1)According to past record the average daily sales for a sporting goods store was $3456.00. After a new advertising campaign, the manager wants to see if the average daily sales have changed. A random sample of 20 days gives a sample mean of 3655 with a standard deviation of $458. Daily sales are assumed to be distributed normal.
a)Explain the underlying population under consideration
b)Write down the given information using correct symbols
3456= ------------------; 3655= -----------------------; 458= -----------------
c)Test to see if there is enough evidence to show that the average daily sale after the advertising is changed at 5% level of significance.
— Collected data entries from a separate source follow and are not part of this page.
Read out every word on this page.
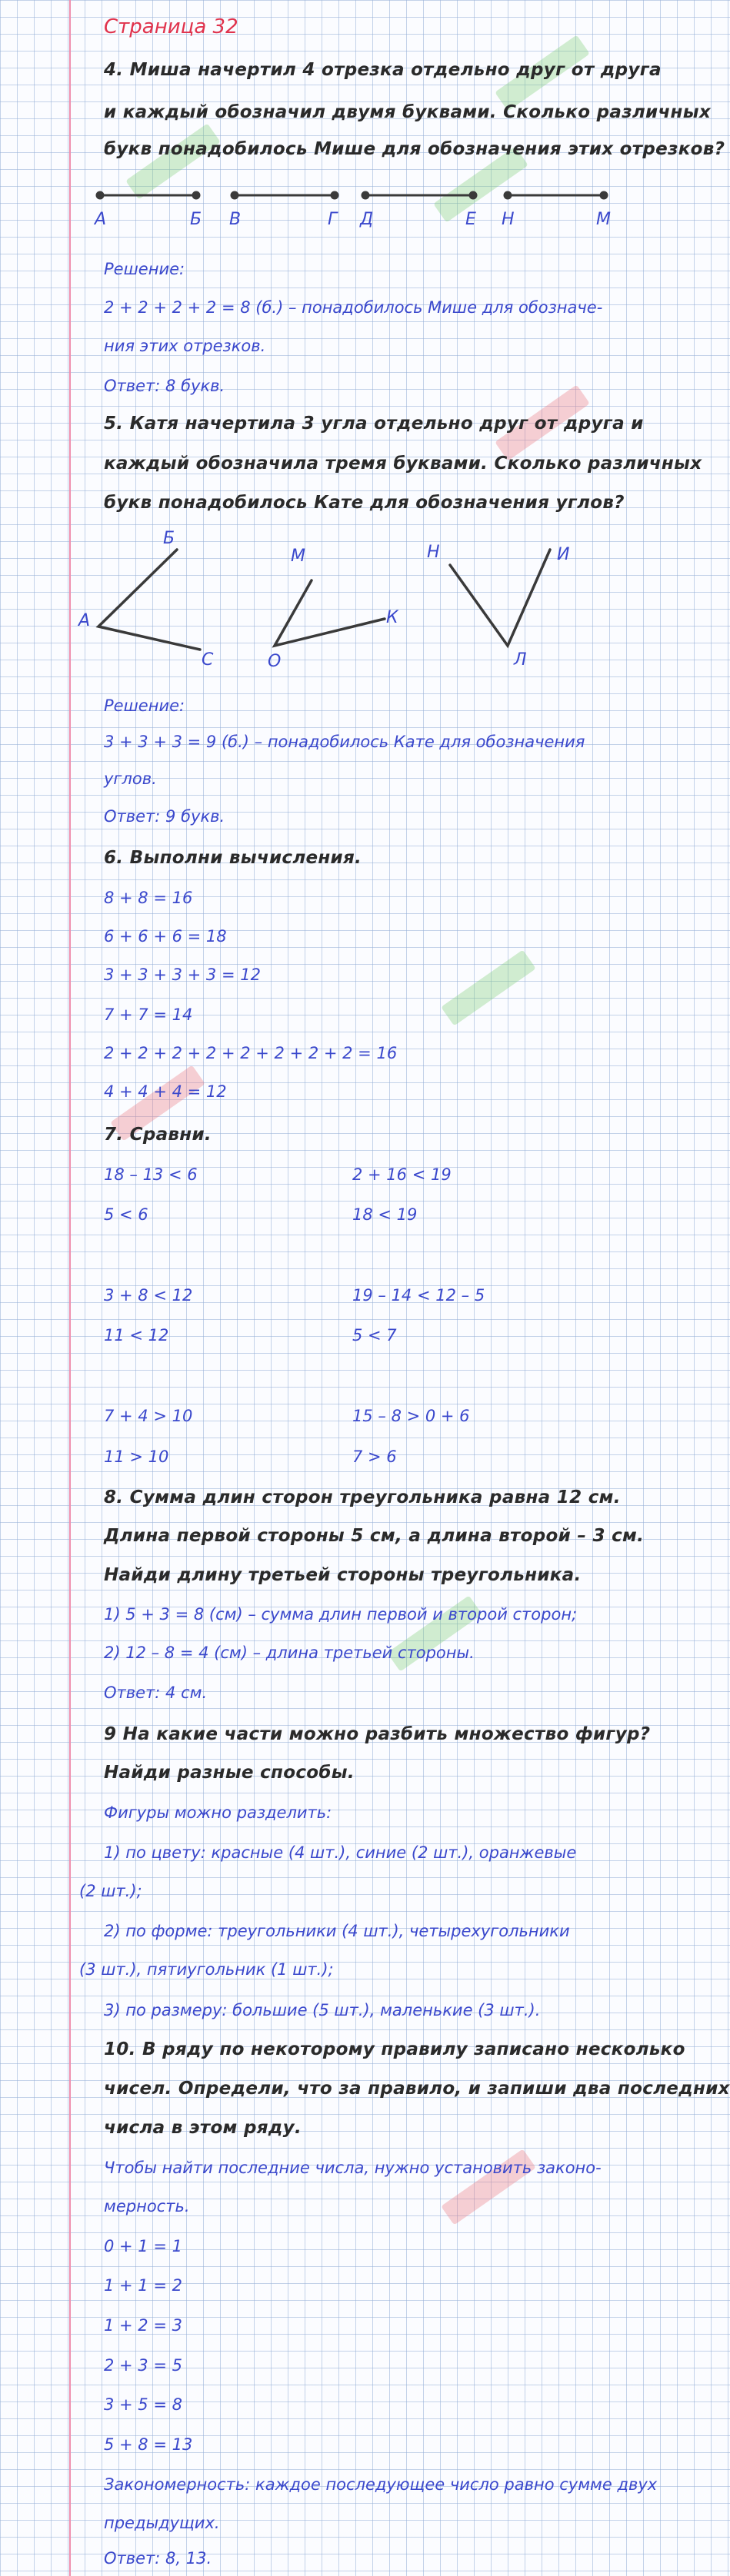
Страница 32
4. Миша начертил 4 отрезка отдельно друг от друга
и каждый обозначил двумя буквами. Сколько различных
букв понадобилось Мише для обозначения этих отрезков?
А	Б В	Г Д	Е Н	М
Решение:
2 + 2 + 2 + 2 = 8 (б.) – понадобилось Мише для обозначе-
ния этих отрезков.
Ответ: 8 букв.
5. Катя начертила 3 угла отдельно друг от друга и
каждый обозначила тремя буквами. Сколько различных
букв понадобилось Кате для обозначения углов?
Б
А
С
М
О
К
Н	И
Л
Решение:
3 + 3 + 3 = 9 (б.) – понадобилось Кате для обозначения
углов.
Ответ: 9 букв.
6. Выполни вычисления.
8 + 8 = 16
6 + 6 + 6 = 18
3 + 3 + 3 + 3 = 12
7 + 7 = 14
2 + 2 + 2 + 2 + 2 + 2 + 2 + 2 = 16
4 + 4 + 4 = 12
7. Сравни.
18 – 13 < 6	2 + 16 < 19
5 < 6	18 < 19
3 + 8 < 12	19 – 14 < 12 – 5
11 < 12	5 < 7
7 + 4 > 10	15 – 8 > 0 + 6
11 > 10	7 > 6
8. Сумма длин сторон треугольника равна 12 см.
Длина первой стороны 5 см, а длина второй – 3 см.
Найди длину третьей стороны треугольника.
1) 5 + 3 = 8 (см) – сумма длин первой и второй сторон;
2) 12 – 8 = 4 (см) – длина третьей стороны.
Ответ: 4 см.
9 На какие части можно разбить множество фигур?
Найди разные способы.
Фигуры можно разделить:
1) по цвету: красные (4 шт.), синие (2 шт.), оранжевые
(2 шт.);
2) по форме: треугольники (4 шт.), четырехугольники
(3 шт.), пятиугольник (1 шт.);
3) по размеру: большие (5 шт.), маленькие (3 шт.).
10. В ряду по некоторому правилу записано несколько
чисел. Определи, что за правило, и запиши два последних
числа в этом ряду.
Чтобы найти последние числа, нужно установить законо-
мерность.
0 + 1 = 1
1 + 1 = 2
1 + 2 = 3
2 + 3 = 5
3 + 5 = 8
5 + 8 = 13
Закономерность: каждое последующее число равно сумме двух
предыдущих.
Ответ: 8, 13.
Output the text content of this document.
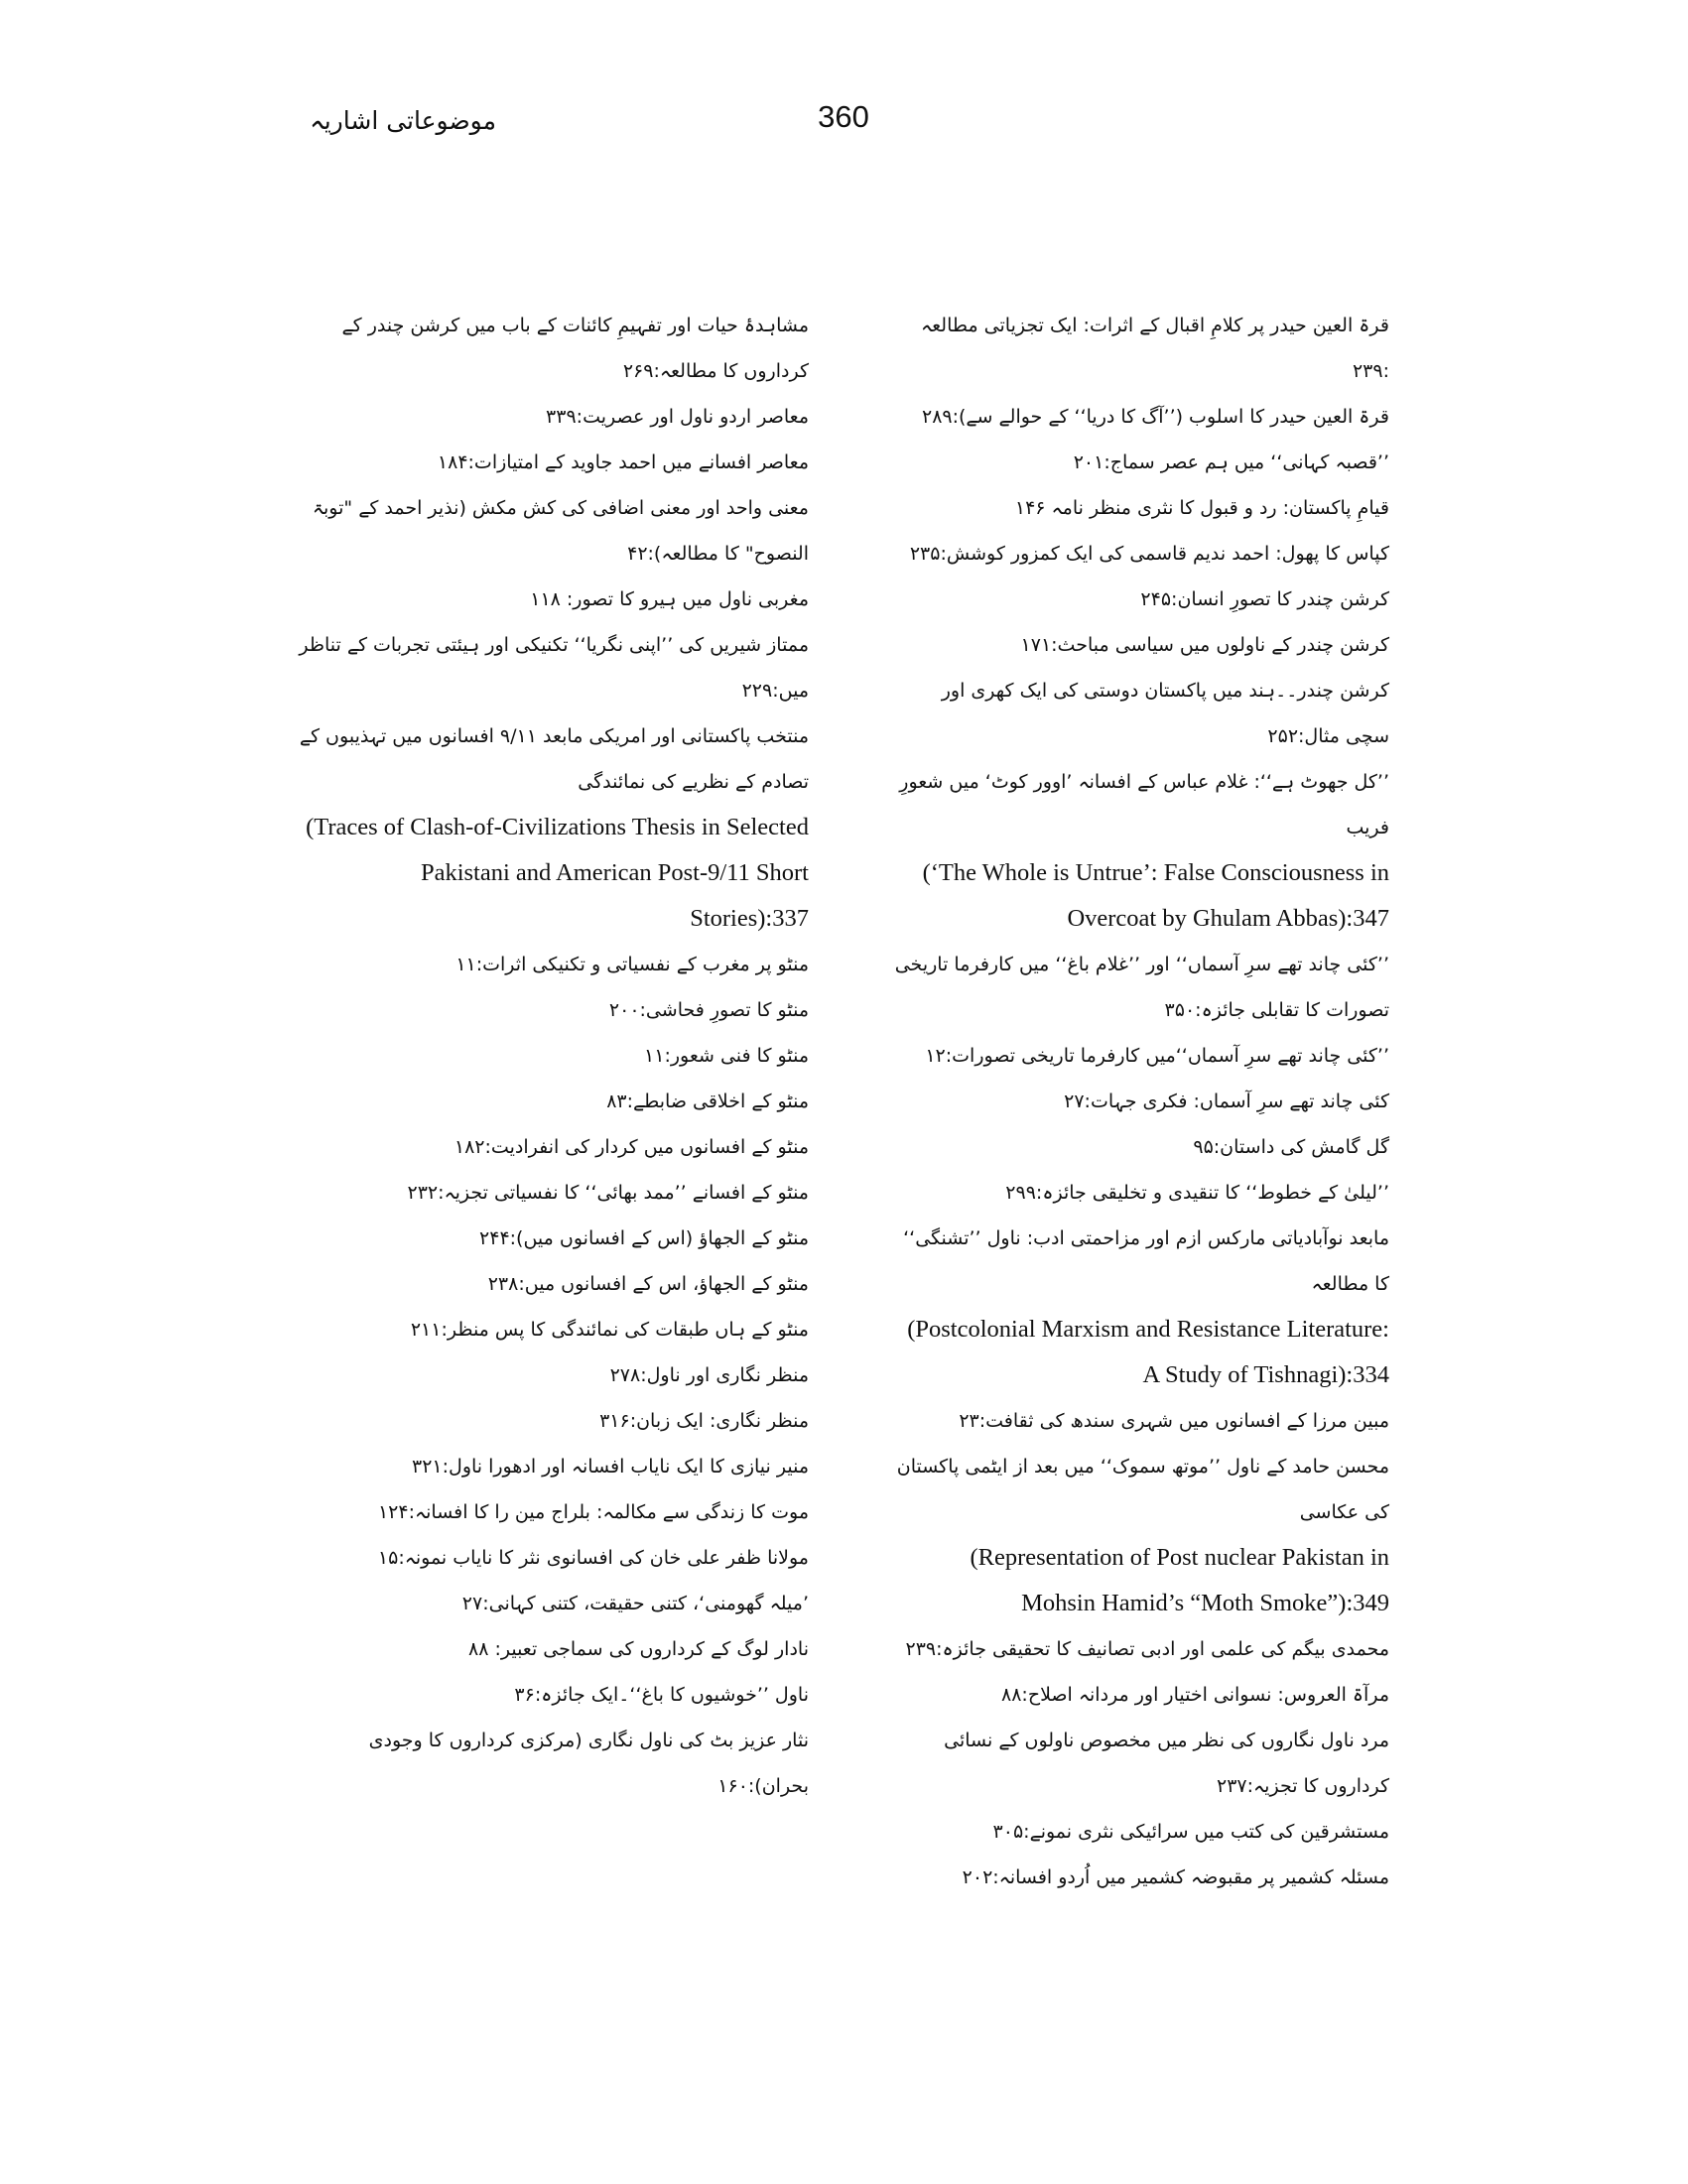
360
موضوعاتی اشاریہ
قرۃ العین حیدر پر کلامِ اقبال کے اثرات: ایک تجزیاتی مطالعہ :۲۳۹
قرۃ العین حیدر کا اسلوب (’’آگ کا دریا‘‘ کے حوالے سے):۲۸۹
’’قصبہ کہانی‘‘ میں ہم عصر سماج:۲۰۱
قیامِ پاکستان: رد و قبول کا نثری منظر نامہ ۱۴۶
کپاس کا پھول: احمد ندیم قاسمی کی ایک کمزور کوشش:۲۳۵
کرشن چندر کا تصورِ انسان:۲۴۵
کرشن چندر کے ناولوں میں سیاسی مباحث:۱۷۱
کرشن چندر۔۔ہند میں پاکستان دوستی کی ایک کھری اور سچی مثال:۲۵۲
’’کل جھوٹ ہے‘‘: غلام عباس کے افسانہ ’اوور کوٹ‘ میں شعورِ فریب
(‘The Whole is Untrue’: False Consciousness in Overcoat by Ghulam Abbas):347
’’کئی چاند تھے سرِ آسماں‘‘ اور ’’غلام باغ‘‘ میں کارفرما تاریخی تصورات کا تقابلی جائزہ:۳۵۰
’’کئی چاند تھے سرِ آسماں‘‘میں کارفرما تاریخی تصورات:۱۲
کئی چاند تھے سرِ آسماں: فکری جہات:۲۷
گل گامش کی داستان:۹۵
’’لیلیٰ کے خطوط‘‘ کا تنقیدی و تخلیقی جائزہ:۲۹۹
مابعد نوآبادیاتی مارکس ازم اور مزاحمتی ادب: ناول ’’تشنگی‘‘ کا مطالعہ
(Postcolonial Marxism and Resistance Literature: A Study of Tishnagi):334
مبین مرزا کے افسانوں میں شہری سندھ کی ثقافت:۲۳
محسن حامد کے ناول ’’موتھ سموک‘‘ میں بعد از ایٹمی پاکستان کی عکاسی
(Representation of Post nuclear Pakistan in Mohsin Hamid’s “Moth Smoke”):349
محمدی بیگم کی علمی اور ادبی تصانیف کا تحقیقی جائزہ:۲۳۹
مرآۃ العروس: نسوانی اختیار اور مردانہ اصلاح:۸۸
مرد ناول نگاروں کی نظر میں مخصوص ناولوں کے نسائی کرداروں کا تجزیہ:۲۳۷
مستشرقین کی کتب میں سرائیکی نثری نمونے:۳۰۵
مسئلہ کشمیر پر مقبوضہ کشمیر میں اُردو افسانہ:۲۰۲
مشاہدۂ حیات اور تفہیمِ کائنات کے باب میں کرشن چندر کے کرداروں کا مطالعہ:۲۶۹
معاصر اردو ناول اور عصریت:۳۳۹
معاصر افسانے میں احمد جاوید کے امتیازات:۱۸۴
معنی واحد اور معنی اضافی کی کش مکش (نذیر احمد کے "توبۃ النصوح" کا مطالعہ):۴۲
مغربی ناول میں ہیرو کا تصور: ۱۱۸
ممتاز شیریں کی ’’اپنی نگریا‘‘ تکنیکی اور ہیئتی تجربات کے تناظر میں:۲۲۹
منتخب پاکستانی اور امریکی مابعد ۹/۱۱ افسانوں میں تہذیبوں کے تصادم کے نظریے کی نمائندگی
(Traces of Clash-of-Civilizations Thesis in Selected Pakistani and American Post-9/11 Short Stories):337
منٹو پر مغرب کے نفسیاتی و تکنیکی اثرات:۱۱
منٹو کا تصورِ فحاشی:۲۰۰
منٹو کا فنی شعور:۱۱
منٹو کے اخلاقی ضابطے:۸۳
منٹو کے افسانوں میں کردار کی انفرادیت:۱۸۲
منٹو کے افسانے ’’ممد بھائی‘‘ کا نفسیاتی تجزیہ:۲۳۲
منٹو کے الجھاؤ (اس کے افسانوں میں):۲۴۴
منٹو کے الجھاؤ، اس کے افسانوں میں:۲۳۸
منٹو کے ہاں طبقات کی نمائندگی کا پس منظر:۲۱۱
منظر نگاری اور ناول:۲۷۸
منظر نگاری: ایک زبان:۳۱۶
منیر نیازی کا ایک نایاب افسانہ اور ادھورا ناول:۳۲۱
موت کا زندگی سے مکالمہ: بلراج مین را کا افسانہ:۱۲۴
مولانا ظفر علی خان کی افسانوی نثر کا نایاب نمونہ:۱۵
’میلہ گھومنی‘، کتنی حقیقت، کتنی کہانی:۲۷
نادار لوگ کے کرداروں کی سماجی تعبیر: ۸۸
ناول ’’خوشیوں کا باغ‘‘۔ایک جائزہ:۳۶
نثار عزیز بٹ کی ناول نگاری (مرکزی کرداروں کا وجودی بحران):۱۶۰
d)Find the p-value and interpret it; P-value = --------; Interpretation:
a) The underlying population under consideration is the daily sales for a sporting goods store. It represents the total sales made by the store on a daily basis.
b) Given information using correct symbols:
- Population mean (before advertising campaign): μ = $3456
- Sample mean (after advertising campaign): x̄ = $3655
- Sample standard deviation: σ = $458
c) To test if there is enough evidence to show that the average daily sale has changed after the advertising campaign, we can use a hypothesis test. The null hypothesis (H0) assumes that the average daily sales have not changed, while the alternative hypothesis (Ha) assumes that the average daily sales have changed.
The hypotheses for this test are:
H0: μ = $3456 (no change in average daily sales)
Ha: μ ≠ $3456 (change in average daily sales)
To test these hypotheses, we can use a t-test since the population standard deviation (σ) is not known. By using the sample data, we can calculate the test statistic and compare it to the critical value at a significance level of 5%.
d) The p-value is a measure of the strength of evidence against the null hypothesis. In this case, the p-value represents the probability of observing a sample mean of $3655 (or more extreme) if the true population mean is $3456 (assuming the null hypothesis is true).
To find the p-value, we can use the t-distribution with n-1 degrees of freedom, where n is the sample size. By calculating the t-score using the formula:
t = (x̄ - μ) / (σ / √(n)), where x̄ is the sample mean, μ is the population mean, σ is the population standard deviation, and n is the sample size.
Once the t-score is calculated, the p-value can be determined by finding the probability of obtaining a t-score as extreme or more extreme than the calculated t-score from the t-distribution.
Interpretation: If the p-value is less than the significance level (in this case, 0.05 or 5%), it means that the observed sample mean is significantly different from the population mean of $3456. This indicates enough evidence to reject the null hypothesis and conclude that the average daily sales have changed after the advertising campaign. On the other hand, if the p-value is greater than 0.05, it means that we do not have enough evidence to reject the null hypothesis and conclude that there has been a change in the average daily sales.